SWANTON – The Missisquoi National Wildlife Refuge, a 6,700-acre stretch of wetland abutting Lake Champlain just north of Swanton, will likely see the impact of climate change as temperatures rise, warmer seasons drag on and rainfall becomes more erratic, predicts the refuge’s manager, U.S. Fish and Wildlife Service’s Ken Sturm.
According to Sturm, those changes could take the form of prolonged blue green algal blooms and reshaped marshlands, things that could directly impact the wildlife the refuge was established to help protect.
The Missisquoi National Wildlife Refuge was created by 1943 under the authority of the Migratory Bird Conservation Act. Established in a major flyway for migrating waterfowl, the refuge was envisioned as a rest stop for birds making their annual treks north and south.
Sturm estimates that at the peak of the migratory season, somewhere between 10,000 and 25,000 ducks could be passing through the refuge on their way north for the summer or south for the winter.
He also estimated that more than 200 species of birds call the refuge home, including state-designated endangered species like the black tern.

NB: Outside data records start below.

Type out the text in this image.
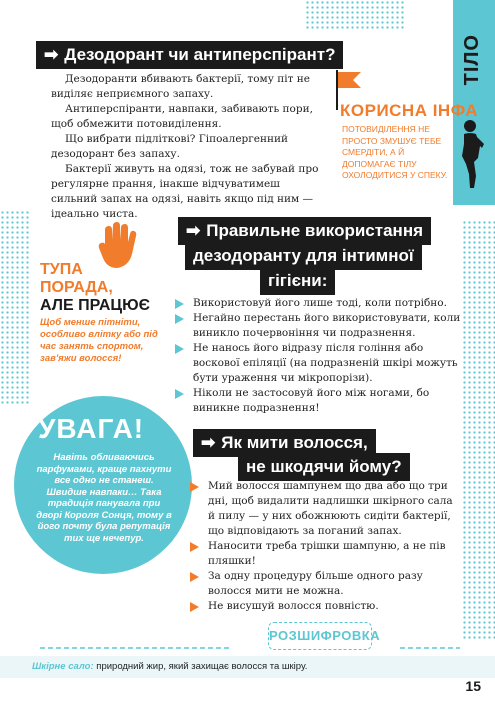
ТІЛО
➡ Дезодорант чи антиперспірант?

Дезодоранти вбивають бактерії, тому піт не виділяє неприємного запаху.

Антиперспіранти, навпаки, забивають пори, щоб обмежити потовиділення.

Що вибрати підліткові? Гіпоалергенний дезодорант без запаху.

Бактерії живуть на одязі, тож не забувай про регулярне прання, інакше відчуватимеш сильний запах на одязі, навіть якщо під ним — ідеально чиста.

КОРИСНА ІНФА
ПОТОВИДІЛЕННЯ НЕ ПРОСТО ЗМУШУЄ ТЕБЕ СМЕРДІТИ, А Й ДОПОМАГАЄ ТІЛУ ОХОЛОДИТИСЯ У СПЕКУ.
ТУПА
ПОРАДА,
АЛЕ ПРАЦЮЄ
Щоб менше пітніти, особливо влітку або під час занять спортом, зав'яжи волосся!
➡ Правильне використання
дезодоранту для інтимної
гігієни:
Використовуй його лише тоді, коли потрібно.
Негайно перестань його використовувати, коли виникло почервоніння чи подразнення.
Не наноcь його відразу після гоління або воскової епіляції (на подразненій шкірі можуть бути ураження чи мікропорізи).
Ніколи не застосовуй його між ногами, бо виникне подразнення!
УВАГА!
Навіть обливаючись парфумами, краще пахнути все одно не станеш. Швидше навпаки… Така традиція панувала при дворі Короля Сонця, тому в його почту була репутація тих ще нечепур.
➡ Як мити волосся,
не шкодячи йому?
Мий волосся шампунем що два або що три дні, щоб видалити надлишки шкірного сала й пилу — у них обожнюють сидіти бактерії, що відповідають за поганий запах.
Наносити треба трішки шампуню, а не пів пляшки!
За одну процедуру більше одного разу волосся мити не можна.
Не висушуй волосся повністю.
РОЗШИФРОВКА
Шкірне сало: природний жир, який захищає волосся та шкіру.
15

“Each refuge in the system has specific establishment legislative authorities that allow them to go out and acquire land, but for us it was for migratory birds,” Sturm explained. “I always find it interesting that, in preparing for World War II, people found it important enough to protect places like Missisquoi in perpetuity under extreme national emergency circumstances.”
“There’s no question that that is occurring.”
Climate change refers to the gradual warming of Earth’s climate since the second half of the 19th century, a trend observed and heavily documented by scientists.
“I can say climate change is happening, absolutely,” Sturm said. “That’s been proven over and over again – there’s no question that that is occurring.”